Awareness of this association, along with active monitoring of renal function and early investigation of kidney injury are vital. These steps can prevent irreversible kidney damage and preserve renal function in affected patients.

References:

  1. Genest DS, Patriquin CJ, Licht C, John R, Reich HN. Renal thrombotic microangiopathy: a review. Am J Kidney Dis. 2023; 81(5): 591-605.
  2. Glezerman I, Salvatore S, Tap W, Kelly C, Brauer Ornelas CM, Shaikh A. Pegylated liposomal doxorubicin causes kidney-limited thrombotic microangiopathy. Am J Kidney Dis. 2024; 83(4): 549-553.
  3. Karam TS, Jonathan M, Zuckerman JE. Acute kidney injury secondary to pegylated liposomal doxorubicin-associated renal-limited thrombotic microangiopathy.
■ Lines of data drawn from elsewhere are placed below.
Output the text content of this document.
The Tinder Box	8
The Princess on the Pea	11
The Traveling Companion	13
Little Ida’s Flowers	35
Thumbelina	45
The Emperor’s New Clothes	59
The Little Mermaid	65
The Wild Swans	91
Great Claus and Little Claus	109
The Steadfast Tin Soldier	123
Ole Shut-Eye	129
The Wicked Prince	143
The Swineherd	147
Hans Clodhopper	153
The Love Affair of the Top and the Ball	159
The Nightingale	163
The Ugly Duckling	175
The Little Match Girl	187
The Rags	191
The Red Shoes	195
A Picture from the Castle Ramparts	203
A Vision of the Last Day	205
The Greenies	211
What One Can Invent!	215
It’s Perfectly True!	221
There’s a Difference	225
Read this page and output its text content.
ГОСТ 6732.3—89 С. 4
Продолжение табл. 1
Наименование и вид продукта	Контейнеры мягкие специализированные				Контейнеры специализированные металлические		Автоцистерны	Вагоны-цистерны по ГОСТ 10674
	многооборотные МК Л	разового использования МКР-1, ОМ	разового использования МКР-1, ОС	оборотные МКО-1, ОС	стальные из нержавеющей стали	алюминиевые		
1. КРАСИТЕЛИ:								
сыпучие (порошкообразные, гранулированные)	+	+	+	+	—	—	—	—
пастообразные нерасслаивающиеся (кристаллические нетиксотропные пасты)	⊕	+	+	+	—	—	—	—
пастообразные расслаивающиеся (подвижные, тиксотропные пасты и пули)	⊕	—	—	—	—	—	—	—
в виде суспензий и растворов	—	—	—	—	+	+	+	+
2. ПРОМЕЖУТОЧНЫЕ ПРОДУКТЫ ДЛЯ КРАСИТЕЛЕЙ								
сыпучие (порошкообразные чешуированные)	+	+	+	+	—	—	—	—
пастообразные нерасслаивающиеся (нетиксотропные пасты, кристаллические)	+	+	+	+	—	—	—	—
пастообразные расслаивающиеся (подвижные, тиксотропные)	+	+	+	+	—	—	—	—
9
Kidney Medicine 2025; 7(5): 100998.
  4. Mazzierli T, Allegretta F, Maffini E, Allinovi M. Drug-induced thrombotic microangiopathy: An updated review of causative drugs, pathophysiology, and management. Front Pharmacol. 2023; 13: 1088031.
  5. Nataatmadja M, Divi D. Relapsing thrombotic microangiopathy and intravenous sustained-release oxycodone. Clin Kidney J. 2016; 9(4): 580-2.
  6. Rodriguez-Ramirez S, Yau K, Kitchlu A, John R, Rose AAN, Hogg D, et al. Pegylated liposomal doxorubicin and kidney-limited thrombotic microangiopathy in a kidney transplant recipient: a case report. Kidney Med. 2022; 4(5): 100461.
  7. van Doorn DPC, Tobal R, Abdul-Hamid MA, van Paassen P, Timmermans SAM. Etiology and outcomes of kidney-limited and systemic thrombotic microangiopathy. Modern Pathology 2025; 38(4): 100690.